Facebook believes that brands and news are “crowding out” personal interactions on the social network. So it is prioritizing and placing news and other items from people already in your network ahead of items from brands and publishers, using its analytics to publish what it assumes its users would rather see.
While the change is automatic, Facebook users can go into Preferences to indicate they would like to continue to see posts from their preferred news and brand Pages.
Emphasizing the personal over posts from businesses could easily mean fewer ads in the feeds, though CEO Mark Zuckerberg deliberately didn’t mention ads in explaining the changes.
Zuckerberg said this change is all about “making sure the time we all spend on Facebook is time well spent.” He indicated that Facebook had heard from users to make this change, because more businesses are taking full advantage of an effective and inexpensive way to reach followers through the network and are “crowding out” social posts.
Private, end-to-end encrypted conversations are coming to Skype courtesy of Signal, the secure messaging app from Open Whisper Systems.
Powered by the open-source Signal Protocol also used by Facebook, Google and WhatsApp, the Signal mobile app fully encrypts data, allowing users to send text-based messages, videos and audio while thwarting third-party attempts to snoop on their communications.
Open Whisper Systems representative Joshua Lund said, “At Signal, our goal is to make private communication simple and ubiquitous. With hundreds of millions of active users, Skype is one of the most popular applications in the world, and we’re excited that Private Conversations in Skype will allow more users to take advantage of Signal Protocol’s strong encryption properties for secure communication.”
Security researchers have warned that fixes from multiple vendors for the Spectre and Meltdown microprocessor vulnerabilities significantly slow down system performance, but they need to be implemented anyway given the severity of the threat posed by the flaws. Google, however, last week claimed that the mitigations it has developed have little impact on the performance of its cloud services.
In fact, Google’s mitigation for Spectre has been so effective that the company has moved the code for the update to open source so others can benefit from it.
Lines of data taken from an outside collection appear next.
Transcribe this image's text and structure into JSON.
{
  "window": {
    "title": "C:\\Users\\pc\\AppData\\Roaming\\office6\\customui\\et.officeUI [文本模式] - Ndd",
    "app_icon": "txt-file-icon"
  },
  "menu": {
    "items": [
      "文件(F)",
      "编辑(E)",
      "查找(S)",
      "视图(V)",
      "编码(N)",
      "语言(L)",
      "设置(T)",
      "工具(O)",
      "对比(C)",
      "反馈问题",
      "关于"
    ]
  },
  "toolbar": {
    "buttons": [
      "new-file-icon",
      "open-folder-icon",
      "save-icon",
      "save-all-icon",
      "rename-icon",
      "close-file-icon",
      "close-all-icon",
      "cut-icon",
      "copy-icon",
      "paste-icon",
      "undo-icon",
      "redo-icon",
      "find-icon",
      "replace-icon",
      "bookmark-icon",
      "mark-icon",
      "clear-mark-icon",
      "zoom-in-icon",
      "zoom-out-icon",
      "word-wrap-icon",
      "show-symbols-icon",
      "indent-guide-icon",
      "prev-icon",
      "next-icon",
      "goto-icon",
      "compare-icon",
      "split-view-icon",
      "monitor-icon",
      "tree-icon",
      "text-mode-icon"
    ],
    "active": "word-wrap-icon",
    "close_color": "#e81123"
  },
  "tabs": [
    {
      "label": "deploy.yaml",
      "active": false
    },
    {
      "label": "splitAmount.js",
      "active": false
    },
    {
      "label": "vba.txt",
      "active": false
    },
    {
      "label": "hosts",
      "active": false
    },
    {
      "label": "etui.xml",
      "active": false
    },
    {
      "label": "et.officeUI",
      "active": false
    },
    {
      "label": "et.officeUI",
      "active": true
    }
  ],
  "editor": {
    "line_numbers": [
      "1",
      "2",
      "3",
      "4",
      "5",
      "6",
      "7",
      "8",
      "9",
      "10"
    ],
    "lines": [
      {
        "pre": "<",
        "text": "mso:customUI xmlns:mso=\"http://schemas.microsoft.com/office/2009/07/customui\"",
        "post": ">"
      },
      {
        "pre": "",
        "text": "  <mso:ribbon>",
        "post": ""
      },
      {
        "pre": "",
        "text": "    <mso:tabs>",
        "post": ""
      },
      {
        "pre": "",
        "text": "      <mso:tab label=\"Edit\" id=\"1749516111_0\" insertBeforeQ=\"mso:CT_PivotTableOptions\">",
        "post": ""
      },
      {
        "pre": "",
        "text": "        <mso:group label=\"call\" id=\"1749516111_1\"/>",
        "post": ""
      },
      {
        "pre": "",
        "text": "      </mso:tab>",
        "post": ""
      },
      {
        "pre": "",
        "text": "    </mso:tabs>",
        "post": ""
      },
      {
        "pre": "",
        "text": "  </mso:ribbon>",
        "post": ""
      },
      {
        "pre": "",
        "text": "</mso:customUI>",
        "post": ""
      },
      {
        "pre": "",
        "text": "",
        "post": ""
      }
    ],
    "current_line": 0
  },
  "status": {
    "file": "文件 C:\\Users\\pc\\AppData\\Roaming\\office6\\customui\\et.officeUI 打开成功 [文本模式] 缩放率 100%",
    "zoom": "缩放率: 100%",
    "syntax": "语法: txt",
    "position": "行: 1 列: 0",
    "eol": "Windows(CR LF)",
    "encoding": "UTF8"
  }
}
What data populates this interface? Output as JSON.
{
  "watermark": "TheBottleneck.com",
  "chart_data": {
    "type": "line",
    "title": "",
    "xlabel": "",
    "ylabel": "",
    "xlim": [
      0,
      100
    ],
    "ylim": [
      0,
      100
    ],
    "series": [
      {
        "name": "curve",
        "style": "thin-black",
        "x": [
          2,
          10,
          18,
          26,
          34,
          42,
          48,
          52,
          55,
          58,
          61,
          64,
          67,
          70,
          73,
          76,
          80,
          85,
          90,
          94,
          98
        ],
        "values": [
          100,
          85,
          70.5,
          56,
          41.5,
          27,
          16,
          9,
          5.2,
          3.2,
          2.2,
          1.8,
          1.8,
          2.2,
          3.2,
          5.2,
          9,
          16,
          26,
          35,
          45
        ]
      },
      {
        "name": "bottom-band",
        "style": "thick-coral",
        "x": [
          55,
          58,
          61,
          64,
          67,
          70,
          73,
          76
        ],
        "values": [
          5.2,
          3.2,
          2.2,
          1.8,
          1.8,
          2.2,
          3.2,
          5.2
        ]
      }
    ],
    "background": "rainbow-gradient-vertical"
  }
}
The mitigation, dubbed Retpoline, uses a “novel software binary modification technique” that eliminates the need to disable the speculative execution feature in affected CPUs, thus protecting against the Spectre flaw with little performance loss.
San Francisco-based cloud storage and file-sharing provider Dropbox has filed confidentially for an initial public offering, according to a Jan. 11 Bloomberg News report. The company has been rumored to be going public for at least five years, and it looks like management is now serious about pulling the trigger.
According to the report, Dropbox’s goal is to list on an exchange in the first half of 2018, with the listing to be led by Goldman Sachs and JPMorgan Chase.
Dropbox launched in 2008 and has 200,000 paying customers worldwide. Thanks to its freemium service model, the company has about 500 million registered users—8 million of which are paying or non-paying business users. Its private-market valuation, based on previous venture capital fund-raising, is estimated at $10 billion.